Last weekend made a few things more clear in the WCHA — at least, at the top. But with two weeks to go on the regular season, here are three things from the past weekend’s slate of games:

1. MacNaughton Cup heading to Bemidji

In the each of the first three years of the newly-realigned WCHA, the race for the league championship trophy came down to the regular season’s final night.

Bemidji State bucked that trend on Friday night.

For the first time in the history of the “new” WCHA, the Beavers clinched the league title before Valentine’s Day, beating Alabama Huntsville 3-2 in Huntsville to clinch their first-ever MacNaughton Cup.

The Beavers got an assist from Ferris State on Friday, as the Bulldogs beat second-place Michigan Teach 3-2 on the road during the Huskies’ Winter Carnival.

Although Ferris’ win meant the Beavers technically didn’t need to beat UAH to clinch the title, it was icing on the cake for BSU. They were presented with the cup on the ice Friday night by WCHA commissioner Bill Robertson.

The Beavers, who are 10 points up on the Huskies with just two games left for each team, not only clinched the league title but get the added bonus of getting the opportunity to host all three rounds of the WCHA playoffs in Bemidji, should they keep winning.

2. Atte-boy

Atte Tolvanen hasn’t had to bask in the red glow of that light behind him in 335 minutes and 39 seconds. That’s five-plus games without giving up a goal.

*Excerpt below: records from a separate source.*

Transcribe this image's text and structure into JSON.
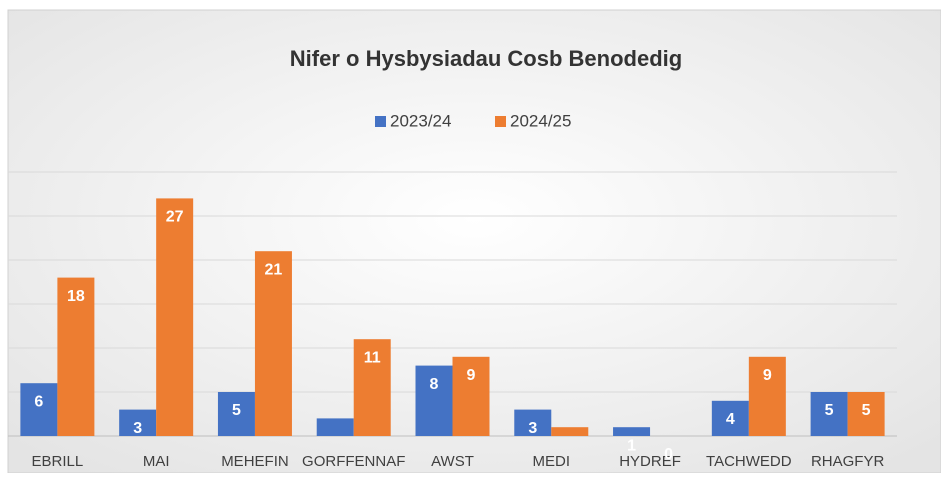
{
  "chart_data": {
    "type": "bar",
    "title": "Nifer o Hysbysiadau Cosb Benodedig",
    "categories": [
      "EBRILL",
      "MAI",
      "MEHEFIN",
      "GORFFENNAF",
      "AWST",
      "MEDI",
      "HYDREF",
      "TACHWEDD",
      "RHAGFYR"
    ],
    "series": [
      {
        "name": "2023/24",
        "color": "#4472c4",
        "values": [
          6,
          3,
          5,
          2,
          8,
          3,
          1,
          4,
          5
        ],
        "value_labels": [
          "6",
          "3",
          "5",
          null,
          "8",
          "3",
          "1",
          "4",
          "5"
        ]
      },
      {
        "name": "2024/25",
        "color": "#ed7d31",
        "values": [
          18,
          27,
          21,
          11,
          9,
          1,
          0,
          9,
          5
        ],
        "value_labels": [
          "18",
          "27",
          "21",
          "11",
          "9",
          null,
          "0",
          "9",
          "5"
        ]
      }
    ],
    "ylim": [
      0,
      30
    ],
    "yticks": [
      0,
      5,
      10,
      15,
      20,
      25,
      30
    ],
    "grid": true,
    "legend": "top"
  }
}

Just a week after posting two shutouts against Bowling Green, Northern Michigan’s sophomore netminder did it again Friday and Saturday against Alaska. The Wildcats beat the Nanooks by scores of 3-0 and 2-0.

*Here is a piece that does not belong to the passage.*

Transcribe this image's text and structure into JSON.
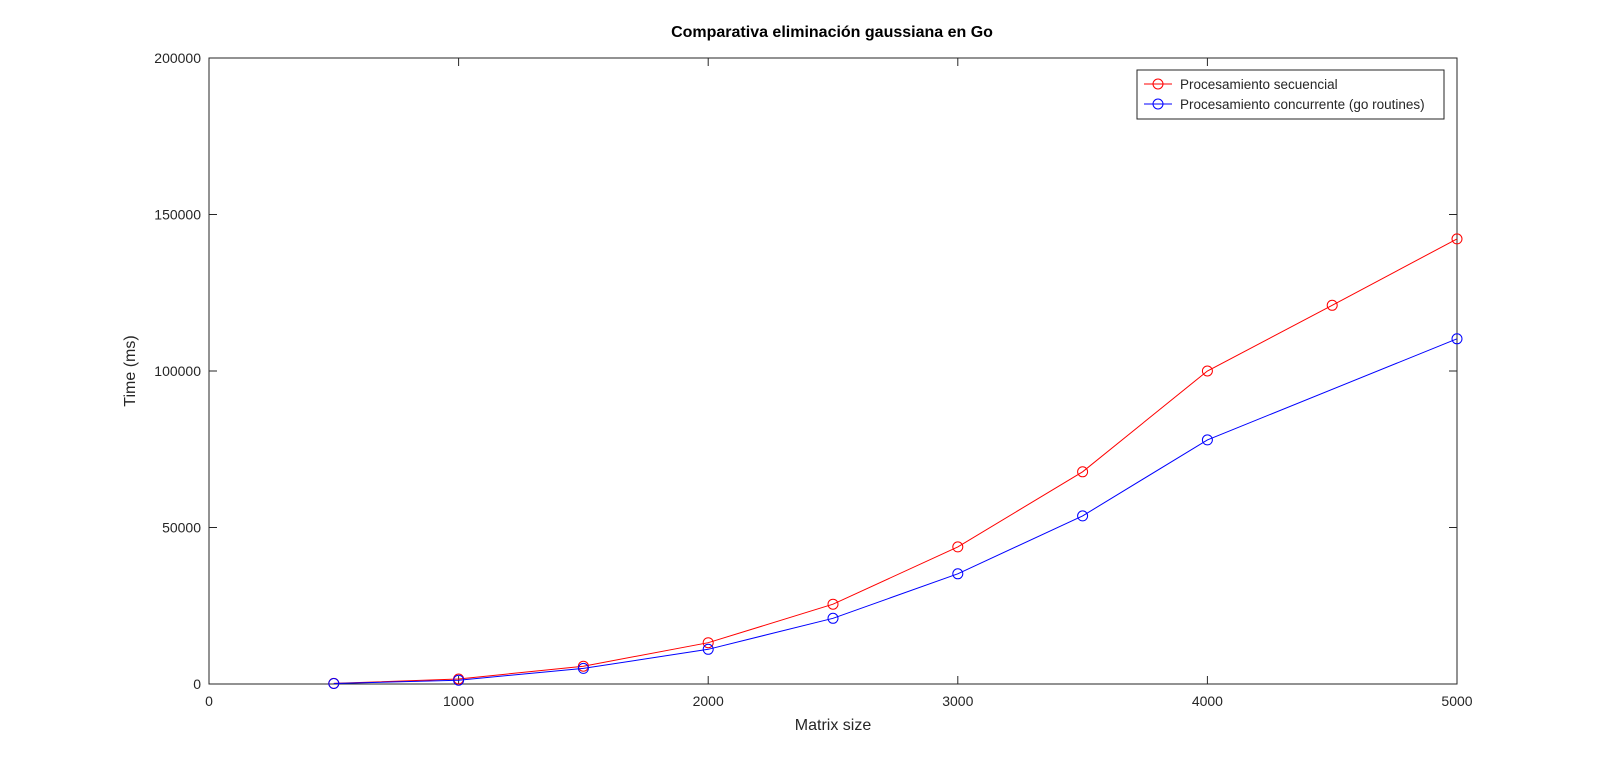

Not only did those two games help Tolvanen tie the NCAA men’s Division I record for consecutive shutouts (he’s at five), but more importantly it moved the Wildcats all the way up to sixth place in the conference standings. They’re currently tied with UP rivals Lake Superior State (and currently hold the tiebreaker over the Lakers). Not bad, considering that before Tolvanen started his streak NMU was in the league cellar in 10th place.

The Wildcats travel to Minnesota State this weekend. If Tolvanen, who last gave up a goal in the second period of NMU’s 6-1 win over Alaska Anchorage on Jan. 20, can get to the final minute of the second period without allowing a Mavericks goal, he will set the all-time men’s Division I shutout streak. (FWIW, LSSU’s Blaine Lacher is the current record holder. He had a scoreless streak of 375:01 in 1994.)

3. Nonconference schedule finally ends

Bowling Green’s 3-0 win over Mercyhurst on Saturday (perhaps mercifully) ended the WCHA’s nonconference slate on a high note. League teams finished with a dismal 17-47-5 record against nonleague foes (a .282 winning percentage).

That’s the worst percentage in the four years since realignment, and much much worse than last season’s 28-36-9 record (.444).

For comparison’s sake, WCHA teams went 26-46-12 in nonconference play in 2013-14, the first year of realignment, and 30-31-9 (.493) in 2014-15 — which was the best of the four seasons.